Ее муж, стоявший с двумя сыновьями около могилы, выглядел до странности потерянным, – могло показаться, что умерла вдова, оставив не двух, а трех сирот, у одного из которых на висках уже пробивалась седина.
Судьба была жестока к этому пожилому спокойному египтологу, внезапно ввергнув его в пучину страшных несчастий. За последние две недели он провожал к этой могиле уже третий гроб. Смерть детей опечалила его, хотя, поглощенный своими книгами, он знал их очень мало; со смертью жены рушился весь его мир.
Он медленно отошел от могилы. Было трудно поверить, что здесь похоронили Франсуазу и что, когда они все трое придут домой, мокрые и продрогшие, она не встретит их приветливой улыбкой, заранее приготовив нагретые домашние туфли. Четырнадцать лет она была подле него, всегда готовая сделать то, что нужно, всегда готовая стушеваться, если он был занят. Ее присутствие, столь удобное и незаметное, стало необходимым условием его существования.

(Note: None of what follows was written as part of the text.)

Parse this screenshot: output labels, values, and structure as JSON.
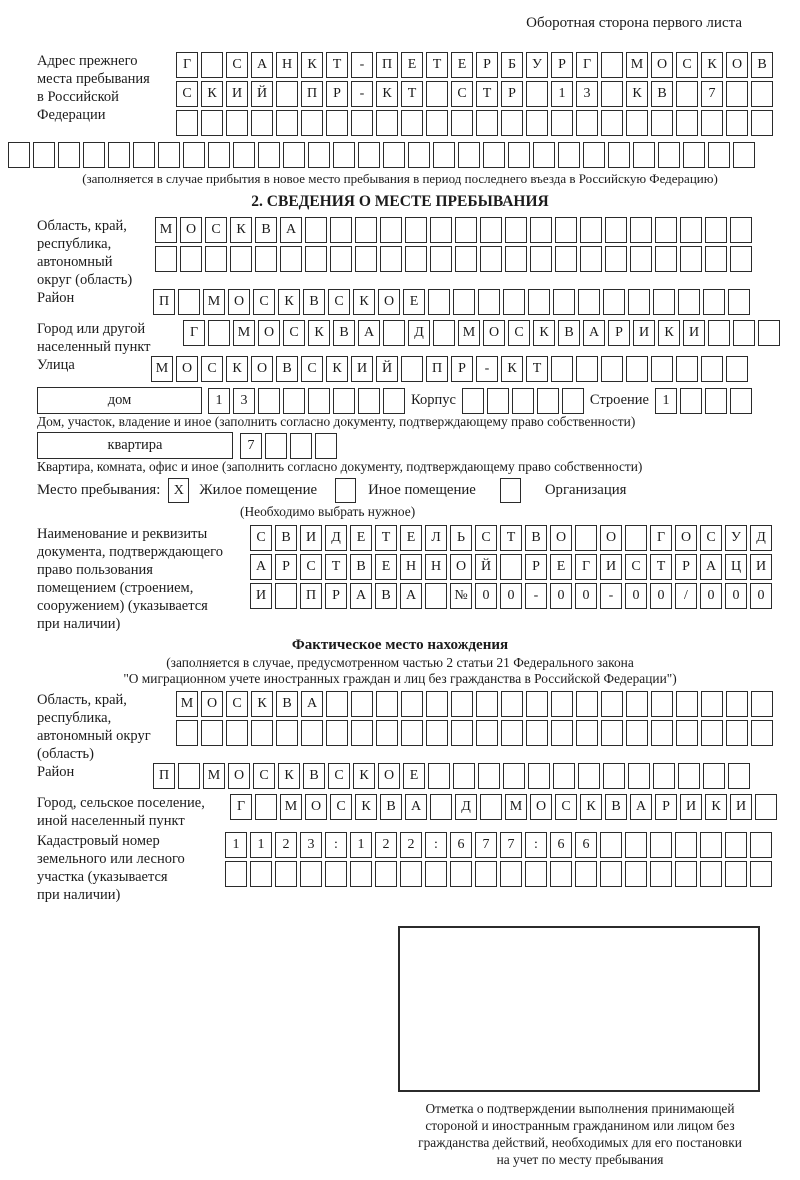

Это не был брак по любви. Маркиз женился по настоянию друзей и, так как ему было все равно, предоставил им выбор невесты; однако ни он, ни она ни разу об этом не пожалели. В течение всех четырнадцати лет их совместной жизни он был неизменно учтив с женой, поскольку не мыслил иного отношения к женщине, и оставался ей неизменно верен, поскольку его влекли только духовные радости. Но хотя Франсуаза родила ему пятерых детей, хотя она была ему не только женой, но и матерью, ограждавшей его от денежных забот, домашних хлопот и волнений, он совсем не знал ее и даже не подозревал, что не знает, – она была для него просто Франсуазой. Теперь же она казалась ему непостижимо величественной и даже страшной, – и не потому, что ее уже не было в живых, а потому, что она умерла, окруженная ореолом самоотверженного материнства.
Если бы Франсуаза узнала, что ее смерть пробудит в маркизе это новое чувство робости перед ней, она бы беспредельно удивилась.